A country that has plenty is Belarus. But that country, often called "Europe's last dictatorship," is usually considered off-limits for arms dealers who work with the United States. President Alexander Lukashenko, a close ally of Russian President Vladimir Putin, has ruled with an iron fist for 21 years, and he has been accused of repeatedly stealing elections and of "disappearing" political opponents. This year, a United Nations special rapporteur found that "the situation of human rights in Belarus has not improved, and that widespread disrespect for human rights, in particular civil and political rights, continues."

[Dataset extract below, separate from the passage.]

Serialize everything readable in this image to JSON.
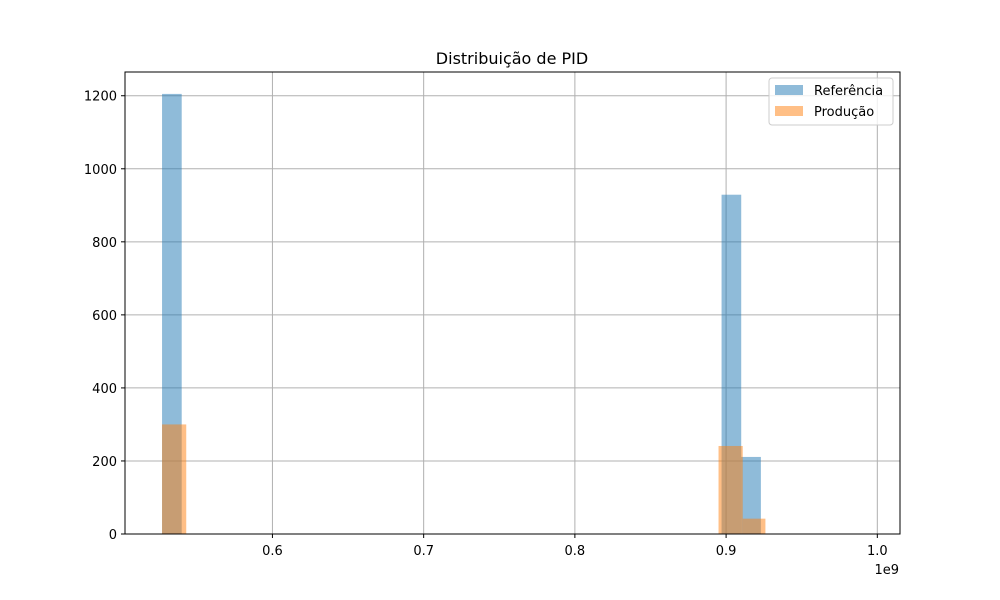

Ironically, along with Russia, Iran, and North Korea, Belarus was historically a major seller of arms to the Assad regime from 2006 to 2010, according to the Stockholm International Peace Research Institute, which tracks arms sales.

Belarus is on a special "International Traffic in Arms Regulations" list published by the U.S. State Department, of countries with bans or special restrictions. The State Department has to license almost every deal involving US companies, and arms dealers say they are almost always prohibited from buying weapons from Belarus, because it is on that list.

Still, Purple Shovel and its subcontractors turned to Belarus for the Konkurs missiles, according to five sources and SOCOM itself. Formally, the missiles would be acquired by Purple Shovel for SOCOM from a company in Bulgaria — but that company would get them from Belarus. Asked if it knew that the 700 Konkurs missiles specifically came from Belarus, the SOCOM spokesperson answered, "Yes. USSOCOM is required to know all sources of equipment procured for use." SOCOM and the Office of the Secretary of Defense would not provide further comment on the issue. The U.S. State Department, which licenses private arms deals, also signed off on the transaction, sources say. The State Department declined to comment.

An official at the Military Industrial Committee of the Republic of Belarus, which coordinates military exports, told BuzzFeed News to send questions by email, but a subsequent email received no response.

At the Purple Shovel headquarters in at an office park in Sterling, Virginia, there's a Purple Shovel logo on the mirrored front door. It shows a globe, a shovel formed from the letter "P," and the words "Around the world, Around the clock." Earlier this month, no one responded to repeated knocks on the door.